Le donne, a differenza degli uomini, molto spesso sono condizionate nelle scelte lavorative a causa di gravidanze o impegni familiari.   A rendere noto che poco meno di 10milioni di donne, nel corso della propria carriera, rinuncia a lavorare per la famiglia è l’ISTAT analizzando i dati realtivi all’anno 2011.   Nell’indagine, inoltre, si rivela che molte altre donne hanno dovuto, tra l’altro, rinuciare ad un incarico o una promozione sempre per gli impegni familiari.   L’Istat nella sua indagine ricorda che però, in questi anni, sono in aumento le donne capofamiglia, nel senso che sono quelle che forniscono le entrate economiche maggiori.

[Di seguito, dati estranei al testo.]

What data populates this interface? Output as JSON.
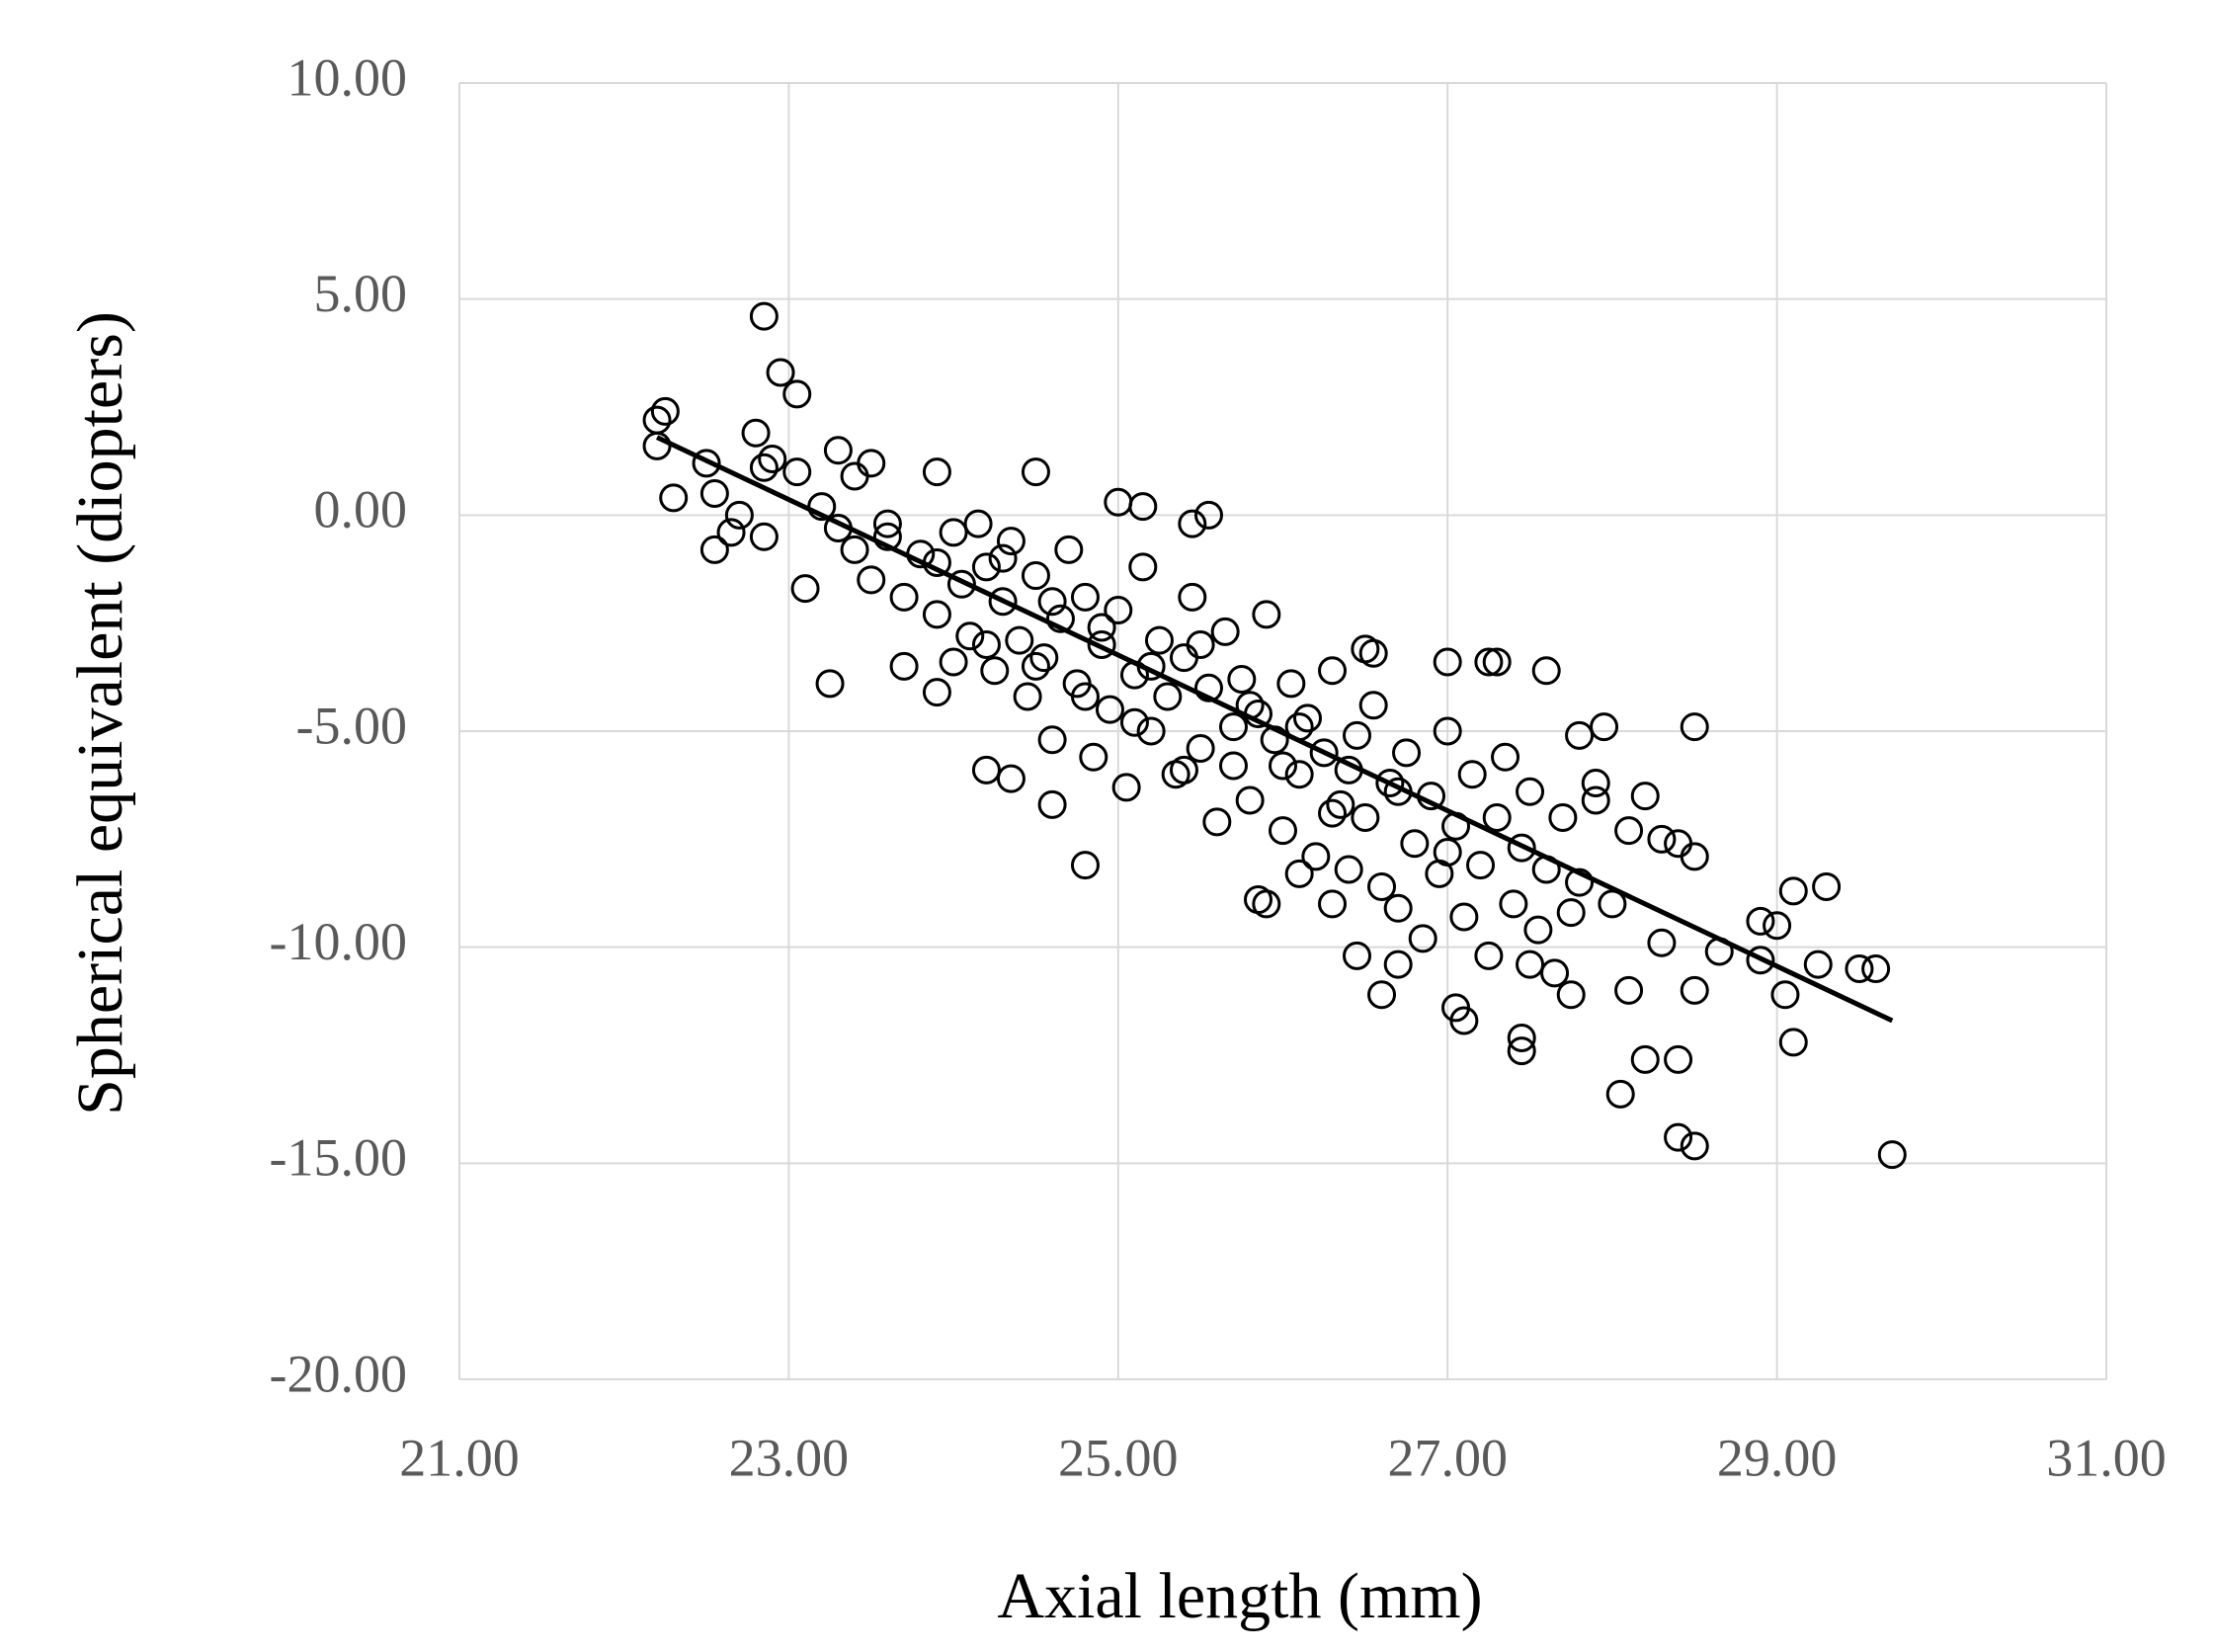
{
  "chart_data": {
    "type": "scatter",
    "x_label": "Axial length (mm)",
    "y_label": "Spherical equivalent  (diopters)",
    "color": "#000000",
    "grid": true,
    "xlim": [
      21,
      31
    ],
    "ylim": [
      -20,
      10
    ],
    "xticks": [
      {
        "value": 21,
        "label": "21.00"
      },
      {
        "value": 23,
        "label": "23.00"
      },
      {
        "value": 25,
        "label": "25.00"
      },
      {
        "value": 27,
        "label": "27.00"
      },
      {
        "value": 29,
        "label": "29.00"
      },
      {
        "value": 31,
        "label": "31.00"
      }
    ],
    "yticks": [
      {
        "value": -20,
        "label": "-20.00"
      },
      {
        "value": -15,
        "label": "-15.00"
      },
      {
        "value": -10,
        "label": "-10.00"
      },
      {
        "value": -5,
        "label": "-5.00"
      },
      {
        "value": 0,
        "label": "0.00"
      },
      {
        "value": 5,
        "label": "5.00"
      },
      {
        "value": 10,
        "label": "10.00"
      }
    ],
    "x": [
      22.2,
      22.25,
      22.2,
      22.3,
      22.5,
      22.55,
      22.55,
      22.65,
      22.7,
      22.8,
      22.85,
      22.85,
      22.9,
      22.95,
      23.05,
      23.05,
      22.85,
      23.1,
      23.25,
      23.3,
      23.5,
      23.4,
      23.9,
      23.7,
      23.9,
      24.0,
      24.2,
      24.35,
      24.5,
      24.6,
      24.8,
      25.0,
      25.15,
      25.55,
      25.45,
      25.85,
      25.9,
      26.1,
      26.3,
      26.5,
      26.55,
      26.45,
      26.6,
      26.7,
      27.0,
      27.25,
      27.3,
      27.6,
      27.05,
      27.1,
      27.45,
      27.45,
      27.5,
      27.75,
      27.95,
      28.05,
      28.2,
      28.1,
      28.4,
      28.5,
      28.4,
      28.5,
      28.5,
      28.65,
      28.5,
      28.9,
      29.0,
      29.05,
      29.1,
      29.1,
      29.3,
      29.25,
      29.5,
      29.6,
      29.7,
      28.9,
      28.3,
      28.4,
      27.8,
      27.9,
      23.2,
      23.3,
      23.4,
      23.5,
      23.6,
      23.7,
      23.8,
      23.9,
      24.0,
      24.05,
      24.1,
      24.15,
      24.2,
      24.25,
      24.3,
      24.35,
      24.4,
      24.45,
      24.5,
      24.55,
      24.6,
      24.65,
      24.7,
      24.75,
      24.8,
      24.85,
      24.9,
      24.95,
      25.0,
      25.05,
      25.1,
      25.15,
      25.2,
      25.25,
      25.3,
      25.35,
      25.4,
      25.45,
      25.5,
      25.55,
      25.6,
      25.65,
      25.7,
      25.75,
      25.8,
      25.85,
      25.9,
      25.95,
      26.0,
      26.05,
      26.1,
      26.15,
      26.2,
      26.25,
      26.3,
      26.35,
      26.4,
      26.45,
      26.5,
      26.55,
      26.6,
      26.65,
      26.7,
      26.75,
      26.8,
      26.85,
      26.9,
      26.95,
      27.0,
      27.05,
      27.1,
      27.15,
      27.2,
      27.25,
      27.3,
      27.35,
      27.4,
      27.45,
      27.5,
      27.55,
      27.6,
      27.65,
      27.7,
      27.75,
      27.8,
      27.9,
      28.0,
      28.1,
      28.2,
      28.3,
      24.3,
      24.6,
      24.9,
      25.2,
      25.5,
      25.8,
      26.1,
      26.4,
      26.7,
      27.0,
      23.6,
      23.9,
      24.2,
      24.5,
      24.8,
      25.1,
      25.4,
      25.7,
      26.0,
      26.3
    ],
    "values": [
      2.2,
      2.4,
      1.6,
      0.4,
      1.2,
      0.5,
      -0.8,
      -0.4,
      0,
      1.9,
      4.6,
      1.1,
      1.3,
      3.3,
      2.8,
      1.0,
      -0.5,
      -1.7,
      -3.9,
      1.5,
      1.2,
      0.9,
      1.0,
      -3.5,
      -4.1,
      -3.4,
      -5.9,
      -6.1,
      1.0,
      -6.7,
      -8.1,
      0.3,
      0.2,
      0.0,
      -0.2,
      -8.9,
      -9.0,
      -8.3,
      -9.0,
      -3.1,
      -3.2,
      -10.2,
      -11.1,
      -10.4,
      -3.4,
      -3.4,
      -3.4,
      -3.6,
      -11.4,
      -11.7,
      -12.1,
      -12.4,
      -10.4,
      -11.1,
      -4.9,
      -13.4,
      -12.6,
      -11.0,
      -14.4,
      -14.6,
      -12.6,
      -4.9,
      -7.9,
      -10.1,
      -11.0,
      -9.4,
      -9.5,
      -11.1,
      -8.7,
      -12.2,
      -8.6,
      -10.4,
      -10.5,
      -10.5,
      -14.8,
      -10.3,
      -7.5,
      -7.6,
      -5.1,
      -6.6,
      0.2,
      -0.3,
      -0.8,
      -1.5,
      -0.5,
      -1.9,
      -0.9,
      -2.3,
      -0.4,
      -1.6,
      -2.8,
      -0.2,
      -1.2,
      -3.6,
      -2.0,
      -0.6,
      -2.9,
      -4.2,
      -1.4,
      -3.3,
      -5.2,
      -2.4,
      -0.8,
      -3.9,
      -1.9,
      -5.6,
      -3.0,
      -4.5,
      -2.2,
      -6.3,
      -3.7,
      -1.2,
      -5.0,
      -2.9,
      -4.2,
      -6.0,
      -3.3,
      -1.9,
      -5.4,
      -4.0,
      -7.1,
      -2.7,
      -5.8,
      -3.8,
      -6.6,
      -4.6,
      -2.3,
      -5.2,
      -7.3,
      -3.9,
      -6.0,
      -4.7,
      -7.9,
      -5.5,
      -3.6,
      -6.7,
      -8.2,
      -5.1,
      -7.0,
      -4.4,
      -8.6,
      -6.2,
      -9.1,
      -5.5,
      -7.6,
      -9.8,
      -6.5,
      -8.3,
      -5.0,
      -7.2,
      -9.3,
      -6.0,
      -8.1,
      -10.2,
      -7.0,
      -5.6,
      -9.0,
      -7.7,
      -6.4,
      -9.6,
      -8.2,
      -10.6,
      -7.0,
      -9.2,
      -8.5,
      -6.2,
      -9.0,
      -7.3,
      -6.5,
      -9.9,
      -1.0,
      -2.0,
      -2.6,
      -3.5,
      -3.0,
      -4.4,
      -4.9,
      -5.9,
      -6.4,
      -7.8,
      -0.2,
      -1.1,
      -3.0,
      -3.5,
      -4.2,
      -4.8,
      -5.9,
      -4.9,
      -5.8,
      -6.9
    ],
    "trendline": {
      "x": [
        22.2,
        29.7
      ],
      "values": [
        1.8,
        -11.7
      ]
    }
  }
}
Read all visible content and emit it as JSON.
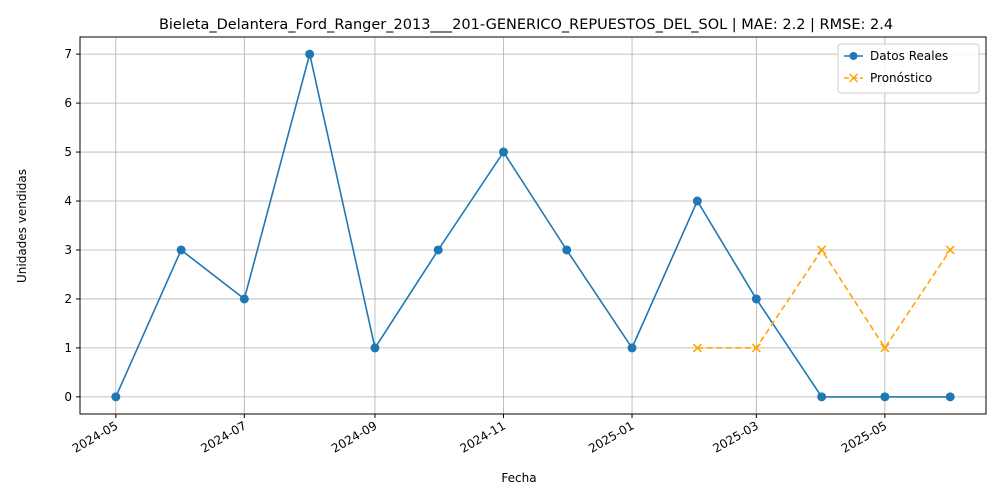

In aumento anche le famiglie monogenitori e le donne che vivono sole. In entrambi i casi la donna rappresenta il capofamiglia. Si contano 8milioni e 200 mila donne capofamiflia, un milione in più rispetto al 2005.   Nel rapporto si registrano anche raddoppiamenti delle presenze femminili nei cda di aziende o nei seggi di Parlamento UE a dimostrazione che sempre più spesso le donne sono presenti nei vertici aziendali e politici forse anche grazie all’introduzione della norma che tutela l’alternanza di genere nelle liste dei candidati.   L’Istat a tal proposito fa presente che “negli ultimi anni sono state varate leggi che promuovono la presenza delle donne nelle istituzioni e nelle aziende e che stanno producendo gli effetti sperati: la presenza delle donne nei consigli di amministrazione delle società quotate in borsa ha raggiunto livelli alti grazie all’introduzione delle normative sopra citate: in due anni, dal 2012 al 2014, la rappresentanza femminile è raddoppiata passando dall’11,6% al 22,7%”.   Nonostante questo l’andamento dell’occupazione femminile, spiega l’Istat “negli ultimi dieci anni ha risentito della crisi che ha fermato il trend positivo di aumento degli anni precedenti”.   Sin dal 1995 l’occupazione femminile in Italia era cresciuta ma nel 2008 ha subito una battuta d’arresto anche perchè le donne, pur tenendo meglio sull’occupazione hanno subito un peggioramento della qualità del lavoro con un aumento del part rime involontario e la sovra-istruzione rispetto all’impiego.